Le rachat de ma première entreprise. Ou peut-être la création de la première dans l’informatique. A moins que cela ne soit le sauvetage du Montpellier Herault Rugby club : le club allait faire faillite, on m’a appelé pour le sauver, j’ai répondu présent et une très belle aventure a commencé.


6) Vos nouveaux projets ? 


En la matière, il faut toujours être discret. Nous traversons une crise majeure, très difficile, très transformante aussi. Beaucoup de grands groupes souffrent, d’autres vont s’en sortir par le haut. On verra de quoi l’avenir est fait…


7) Etre un "Bon patron" c'est quoi selon vous ? 


C’est très simple : c’est faire grandir ses collaborateurs, c’est leur permettre de donner plus d’eux-mêmes que ce qu’ils croyaient possibles. C’est un effort pour les valoriser et leur donner de l’ambition. C’est l’effort que j’ai fait pour moi-même. Cet effort, je leur transmets en héritage.


8) Vous mettez régulièrement en avant votre équipe de votre entreprise, savoir s'entourer c'est la clef ? 


Une entreprise, c’est un collectif. Au rugby, dans l’entreprise, c’est la même dynamique : soit vous savez motiver vos collaborateurs, les faire travailler ensemble et faire en sorte que 1+1=3, soit vous organisez des guerres internes, les énergies se perdent, les décisions tardent et l’on fait des erreurs.

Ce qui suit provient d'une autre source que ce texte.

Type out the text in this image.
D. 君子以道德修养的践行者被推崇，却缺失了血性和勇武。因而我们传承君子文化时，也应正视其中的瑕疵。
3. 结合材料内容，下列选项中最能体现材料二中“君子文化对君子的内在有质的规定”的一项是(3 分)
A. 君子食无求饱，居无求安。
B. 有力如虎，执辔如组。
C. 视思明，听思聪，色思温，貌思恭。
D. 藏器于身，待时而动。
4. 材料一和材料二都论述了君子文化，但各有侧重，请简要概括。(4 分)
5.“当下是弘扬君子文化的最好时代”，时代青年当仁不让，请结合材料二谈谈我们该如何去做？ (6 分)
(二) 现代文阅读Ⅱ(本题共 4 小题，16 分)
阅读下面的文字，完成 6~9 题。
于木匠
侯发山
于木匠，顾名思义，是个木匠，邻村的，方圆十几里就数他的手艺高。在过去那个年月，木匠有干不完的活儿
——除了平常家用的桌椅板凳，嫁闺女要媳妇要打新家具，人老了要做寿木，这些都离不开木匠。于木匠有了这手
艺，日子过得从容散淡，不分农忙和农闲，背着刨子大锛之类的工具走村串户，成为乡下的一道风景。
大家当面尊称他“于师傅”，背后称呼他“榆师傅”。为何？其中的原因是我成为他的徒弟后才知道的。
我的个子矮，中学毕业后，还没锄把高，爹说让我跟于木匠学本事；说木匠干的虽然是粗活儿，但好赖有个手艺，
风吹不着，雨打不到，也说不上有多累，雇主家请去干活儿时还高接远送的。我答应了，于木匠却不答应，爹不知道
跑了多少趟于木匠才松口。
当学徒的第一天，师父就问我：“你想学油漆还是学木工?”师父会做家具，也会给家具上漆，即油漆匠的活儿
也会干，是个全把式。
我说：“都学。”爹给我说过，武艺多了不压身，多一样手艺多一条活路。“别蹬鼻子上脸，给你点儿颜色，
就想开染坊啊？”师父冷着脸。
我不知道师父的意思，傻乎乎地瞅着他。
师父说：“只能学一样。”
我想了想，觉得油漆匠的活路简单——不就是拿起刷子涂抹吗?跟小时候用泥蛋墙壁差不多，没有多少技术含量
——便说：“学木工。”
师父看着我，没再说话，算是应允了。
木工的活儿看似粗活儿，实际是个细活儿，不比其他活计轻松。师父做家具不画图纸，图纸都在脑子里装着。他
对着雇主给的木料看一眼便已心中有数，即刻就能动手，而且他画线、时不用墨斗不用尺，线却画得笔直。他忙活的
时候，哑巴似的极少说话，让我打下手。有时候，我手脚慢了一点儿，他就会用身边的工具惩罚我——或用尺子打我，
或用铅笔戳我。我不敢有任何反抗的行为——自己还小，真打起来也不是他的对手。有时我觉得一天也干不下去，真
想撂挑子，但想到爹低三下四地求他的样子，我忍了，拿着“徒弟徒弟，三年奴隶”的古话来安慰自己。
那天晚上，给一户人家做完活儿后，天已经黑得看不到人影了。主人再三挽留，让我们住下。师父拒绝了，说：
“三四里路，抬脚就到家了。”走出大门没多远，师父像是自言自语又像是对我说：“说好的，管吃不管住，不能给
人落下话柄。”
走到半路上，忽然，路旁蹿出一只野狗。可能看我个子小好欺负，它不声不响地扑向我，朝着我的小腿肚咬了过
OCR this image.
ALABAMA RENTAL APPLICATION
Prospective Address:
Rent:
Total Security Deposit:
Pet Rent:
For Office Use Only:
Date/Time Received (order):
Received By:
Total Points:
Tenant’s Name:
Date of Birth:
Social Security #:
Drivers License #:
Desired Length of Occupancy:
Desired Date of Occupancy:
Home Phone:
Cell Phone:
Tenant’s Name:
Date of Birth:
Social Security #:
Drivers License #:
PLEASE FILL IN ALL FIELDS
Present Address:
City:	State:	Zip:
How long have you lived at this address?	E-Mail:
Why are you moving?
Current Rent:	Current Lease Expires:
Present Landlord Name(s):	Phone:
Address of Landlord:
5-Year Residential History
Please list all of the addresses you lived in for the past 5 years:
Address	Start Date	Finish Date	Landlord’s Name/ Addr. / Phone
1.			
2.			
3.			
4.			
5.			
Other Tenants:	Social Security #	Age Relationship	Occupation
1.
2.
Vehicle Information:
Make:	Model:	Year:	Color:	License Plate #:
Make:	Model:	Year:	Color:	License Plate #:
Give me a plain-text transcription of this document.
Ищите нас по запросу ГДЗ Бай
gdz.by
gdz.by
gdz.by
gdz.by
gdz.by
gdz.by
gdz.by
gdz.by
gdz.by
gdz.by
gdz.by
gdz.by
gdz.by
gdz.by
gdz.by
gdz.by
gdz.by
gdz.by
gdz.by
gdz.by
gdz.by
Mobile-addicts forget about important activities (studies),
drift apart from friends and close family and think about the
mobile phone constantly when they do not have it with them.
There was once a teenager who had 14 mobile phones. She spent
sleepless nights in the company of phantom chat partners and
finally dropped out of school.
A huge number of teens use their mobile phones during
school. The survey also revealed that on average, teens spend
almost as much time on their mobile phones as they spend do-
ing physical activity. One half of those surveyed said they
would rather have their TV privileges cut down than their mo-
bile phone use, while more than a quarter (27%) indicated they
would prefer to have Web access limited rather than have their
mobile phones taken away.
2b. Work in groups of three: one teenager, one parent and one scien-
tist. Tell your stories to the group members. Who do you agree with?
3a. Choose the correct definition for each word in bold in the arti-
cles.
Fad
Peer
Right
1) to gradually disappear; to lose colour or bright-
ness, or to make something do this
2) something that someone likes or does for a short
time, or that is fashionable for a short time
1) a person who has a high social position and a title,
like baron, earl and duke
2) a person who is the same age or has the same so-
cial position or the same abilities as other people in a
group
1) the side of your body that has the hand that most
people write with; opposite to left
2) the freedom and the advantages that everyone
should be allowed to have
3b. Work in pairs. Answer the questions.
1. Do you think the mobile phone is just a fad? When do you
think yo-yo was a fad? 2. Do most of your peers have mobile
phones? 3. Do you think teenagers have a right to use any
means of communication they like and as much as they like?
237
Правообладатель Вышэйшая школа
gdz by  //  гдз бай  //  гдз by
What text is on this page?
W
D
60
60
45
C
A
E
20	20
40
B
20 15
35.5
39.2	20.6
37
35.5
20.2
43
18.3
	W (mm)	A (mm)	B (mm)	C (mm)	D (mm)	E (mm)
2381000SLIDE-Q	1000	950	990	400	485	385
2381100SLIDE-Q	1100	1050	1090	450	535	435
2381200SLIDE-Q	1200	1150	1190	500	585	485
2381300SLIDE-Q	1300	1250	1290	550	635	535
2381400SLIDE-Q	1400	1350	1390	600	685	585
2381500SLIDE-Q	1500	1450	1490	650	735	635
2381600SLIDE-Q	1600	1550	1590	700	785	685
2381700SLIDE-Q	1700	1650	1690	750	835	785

Mais, travailler en groupe, en équipe, n’empêche pas de prendre des décisions et de savoir trancher.


9) Ce magazine étant destiné aux femmes et aux hommes désirant de s'inspirer des plus belles réussites françaises... auriez vous un message à leur adresser ? 

N’ayez pas peur d’aller au-delà du possible. Commet disait Shakespeare, « nous sommes de l’étoffe dont sont faits les rêves. Et notre petite vie est entourée de sommeil. »


La rédaction souhaite içi Monsieur ALTRAD pour son temps et ses réponses à nos questions.